Obviously, most of us believe in freedom. But to Americans, this is no mere abstract concept. Freedom is a very real and concrete ability to make our own decisions about our lives. That includes choosing to work, choosing not to work, choosing to pay for health insurance, and choosing not to pay for health insurance. However, if a person takes advantage of that freedom and chooses not to go out and get a job, then that’s his own fault. We have the freedom to choose how to spend our own money, and we would find it an impingement on our freedom to have to support someone who’s chosen not to work. Likewise for health insurance: if Joe Shmoe decides not to pay for health insurance and instead invests in Hatoyama’s return mission to Venus, he’s expressing his own view of freedom. But I have the freedom not to have my tax dollars subsidizing his health insurance because he’s been too stupid to arrange it for himself.
Which takes us back to principle #1: self-reliance. People are expected to make something of their own lives. They are expected not to ask for help from others. If help is offered, fine. But don’t ask for it and don’t expect it. Joe Shmoe who’s too short-sighted to pay for health insurance should just suffer in silence, not expect or ask for the rest of us to bail him out.
4. Americans are firmly convinced that capitalism is the best system.
This last principle is closely related to principle #1 as well. In a capitalist system, Americans believe, the person who works hardest and is the cleverest in offering products or services will be successful. Thus, the health care system will work best if it is left to the free market. Competition between service providers, whether they be doctors or insurance companies, will keep downward pressure on prices. Where Dutch people would argue that a government-run system can impose price controls, Americans see only an inefficient, competition-stifling bureaucracy which will surely raise costs in the long run (See principle #2).
So opposition to the health care plan exemplifies the American mindset. Self-reliance and hard work mean you should earn money to pay for your insurance by working hard. If you don’t, it’s your own stupid fault. The government should not offer health insurance because it’s sure to screw it up with bureaucratic meddling and incompetence, and it will only raise our taxes to pay for that incompetence.

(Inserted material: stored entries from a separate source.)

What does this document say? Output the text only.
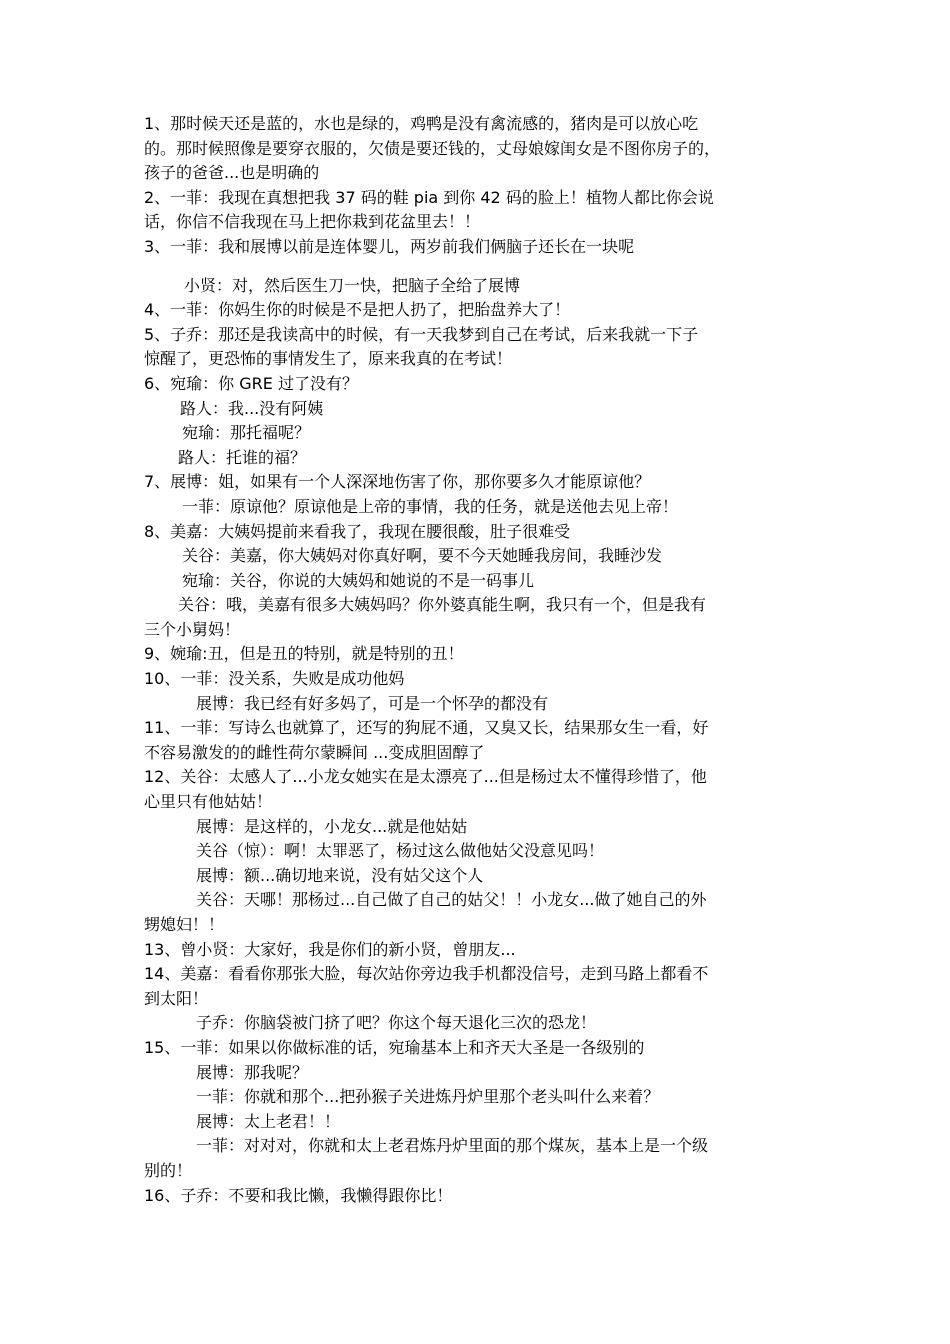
1、那时候天还是蓝的，水也是绿的，鸡鸭是没有禽流感的，猪肉是可以放心吃
的。那时候照像是要穿衣服的，欠债是要还钱的，丈母娘嫁闺女是不图你房子的，
孩子的爸爸...也是明确的
2、一菲：我现在真想把我 37 码的鞋 pia 到你 42 码的脸上！植物人都比你会说
话，你信不信我现在马上把你栽到花盆里去！！
3、一菲：我和展博以前是连体婴儿，两岁前我们俩脑子还长在一块呢
小贤：对，然后医生刀一快，把脑子全给了展博
4、一菲：你妈生你的时候是不是把人扔了，把胎盘养大了！
5、子乔：那还是我读高中的时候，有一天我梦到自己在考试，后来我就一下子
惊醒了，更恐怖的事情发生了，原来我真的在考试！
6、宛瑜：你 GRE 过了没有？
路人：我...没有阿姨
宛瑜：那托福呢？
路人：托谁的福？
7、展博：姐，如果有一个人深深地伤害了你，那你要多久才能原谅他？
一菲：原谅他？原谅他是上帝的事情，我的任务，就是送他去见上帝！
8、美嘉：大姨妈提前来看我了，我现在腰很酸，肚子很难受
关谷：美嘉，你大姨妈对你真好啊，要不今天她睡我房间，我睡沙发
宛瑜：关谷，你说的大姨妈和她说的不是一码事儿
关谷：哦，美嘉有很多大姨妈吗？你外婆真能生啊，我只有一个，但是我有
三个小舅妈！
9、婉瑜:丑，但是丑的特别，就是特别的丑！
10、一菲：没关系，失败是成功他妈
展博：我已经有好多妈了，可是一个怀孕的都没有
11、一菲：写诗么也就算了，还写的狗屁不通，又臭又长，结果那女生一看，好
不容易激发的的雌性荷尔蒙瞬间 ...变成胆固醇了
12、关谷：太感人了...小龙女她实在是太漂亮了...但是杨过太不懂得珍惜了，他
心里只有他姑姑！
展博：是这样的，小龙女...就是他姑姑
关谷（惊）：啊！太罪恶了，杨过这么做他姑父没意见吗！
展博：额...确切地来说，没有姑父这个人
关谷：天哪！那杨过...自己做了自己的姑父！！小龙女...做了她自己的外
甥媳妇！！
13、曾小贤：大家好，我是你们的新小贤，曾朋友...
14、美嘉：看看你那张大脸，每次站你旁边我手机都没信号，走到马路上都看不
到太阳！
子乔：你脑袋被门挤了吧？你这个每天退化三次的恐龙！
15、一菲：如果以你做标准的话，宛瑜基本上和齐天大圣是一各级别的
展博：那我呢？
一菲：你就和那个...把孙猴子关进炼丹炉里那个老头叫什么来着？
展博：太上老君！！
一菲：对对对，你就和太上老君炼丹炉里面的那个煤灰，基本上是一个级
别的！
16、子乔：不要和我比懒，我懒得跟你比！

In addition, that growing health care bureaucracy will gradually grow in size and power, and will impinge on our freedoms one way or another: by dictating what illnesses are covered, what doctors we can see, or whatever other limitations the bureaucrats can come up with. A system based on competition, closely resembling the existing system in the US, will work far better.
It’s impressive how such basic, essentially positive principles can, to us, on this side of the pond, look so cynical and pessimistic. It seems to me that both those for the health care plan and those against it essentially agree on these principles. The only difference is of degree, i.e. how much self-reliance do we demand of people, how much do we distrust government, and so on. And if it’s just a difference of degree, isn’t there a middle ground?